I foossed him back to me and took him to the car.
Okay, Tom and Amber weren’t in the house, but Baldy and Pimples still might know where they were. They had drugs in their car; they were doing drugs in the house; there were three new people in the house who might or might not have information about Tom and Amber.
Hmm. Not a lot to go on.
I pulled out my phone and punched in star six seven so my number wouldn’t show up on caller ID then dialed 911. A female Denver Dispatcher with a three pack a day smoker’s voice answered after five rings.
“Denver 911 emergency. Do you have an emergency?”
“I think a man and a woman are having a terrible fight across the street from me,” I said.
“What’s the address?” asked the dispatcher. Her voice was so gruff it sounded like she gargled with glass. I gave her the address.
“What makes you think they’re fighting?” My own throat was starting to hurt just listening to her.
“Well, I heard a lot of yelling and banging around, and then a woman screamed for some guy named Gage or something not to hit her anymore. It sounded pretty bad.”
“How long ago was this?” she asked, and I had to wonder if it was possible to sandpaper the ins
ide of someone’s esophagus.
“It started about ten minutes ago, but it’s still going on. Oh, did you hear that? The woman just screamed something about the man having a gun, or a bun. Something like that. I can’t be sure, but it sounds bad. You better send two cars.”
“We have cars on the way,” said acid voice. “Do you want to be contacted?”
“No, I’d rather remain anonymous, thanks. I do hope that poor woman is okay. Bye.”
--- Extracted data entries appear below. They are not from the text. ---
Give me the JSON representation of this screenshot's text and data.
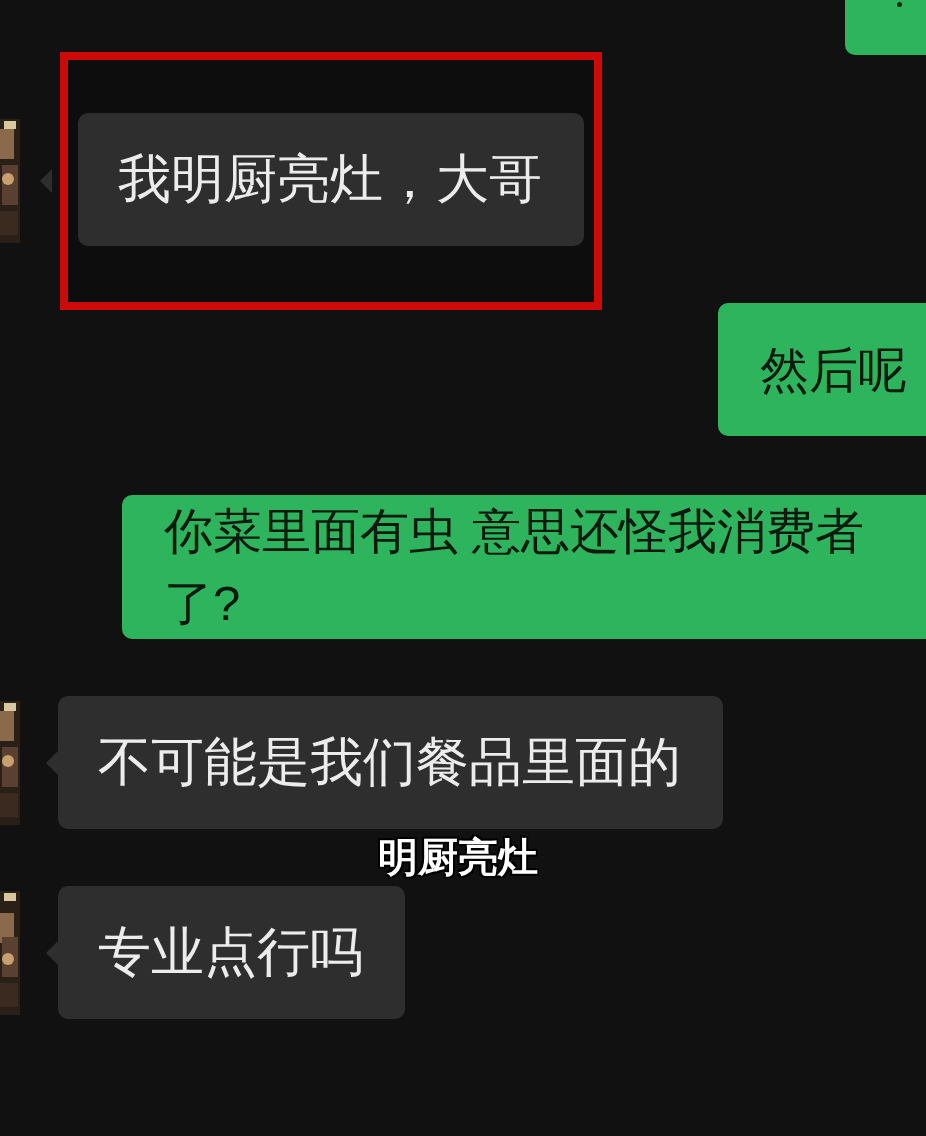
{
  "messages": [
    {
      "kind": "incoming",
      "highlighted": true,
      "lines": [
        "我明厨亮灶，大哥"
      ]
    },
    {
      "kind": "outgoing",
      "lines": [
        "然后呢"
      ]
    },
    {
      "kind": "outgoing",
      "lines": [
        "你菜里面有虫 意思还怪我消费者",
        "了?"
      ]
    },
    {
      "kind": "incoming",
      "highlighted": false,
      "lines": [
        "不可能是我们餐品里面的"
      ]
    },
    {
      "kind": "subtitle",
      "lines": [
        "明厨亮灶"
      ]
    },
    {
      "kind": "incoming",
      "highlighted": false,
      "lines": [
        "专业点行吗"
      ]
    }
  ]
}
I hung up before she could hurt my ears with a reply. I got back in my car and waited. It didn’t take long. I heard sirens in the distance. In the old days things were different. Except for the mention of a gun, or maybe a bun, being involved, a domestic call like this might have gone on the back burner for awhile. Not anymore. Colorado has some of the strictest domestic violence laws in the country. So strict that if there is probable cause that any crime, no matter how slight, has been committed during a domestic situation, the perpetrator must be arrested at the soonest possible time. Even if no one wants to press charges. And, he, or she, can’t get out of jail until they go to court. That means no bond, no bail. Hello gray-bar motel.
The sirens shut down a few blocks away and a minute later I saw the first car glide into the area with all lights off, stopping a few houses up from the target house, facing me. Before the first copper could get out of his car the second passed me and pulled in two cars up, also with his headlights out. I stayed low in the seat so they didn’t see me. With all the ambushes of cops since the Black Lives Matter and Antifa protests, my brothers in blue were hyper vigilant. Both officers went to the house where Pimples, Baldy, Gauges, and Short-Shorts were. They stood at opposite sides of the front door and waited. It was a scene I had played out hundreds of times myself. They were listening for signs of a struggle or fight. I also knew that if they didn’t hear anything they would still have to make contact. And I didn’t think any of the happy homebodies inside were going to believe the police were there on a false alarm. A guilty conscience just doesn’t work that way. And there was no way they were going to let the police in to search: not with all the drugs and paraphernalia lying around in plain sight. And since it was a domestic call, there was no way the police could leave without at least performing a safety sweep of the inside of the residence and checking on the welfare of Short-Shorts.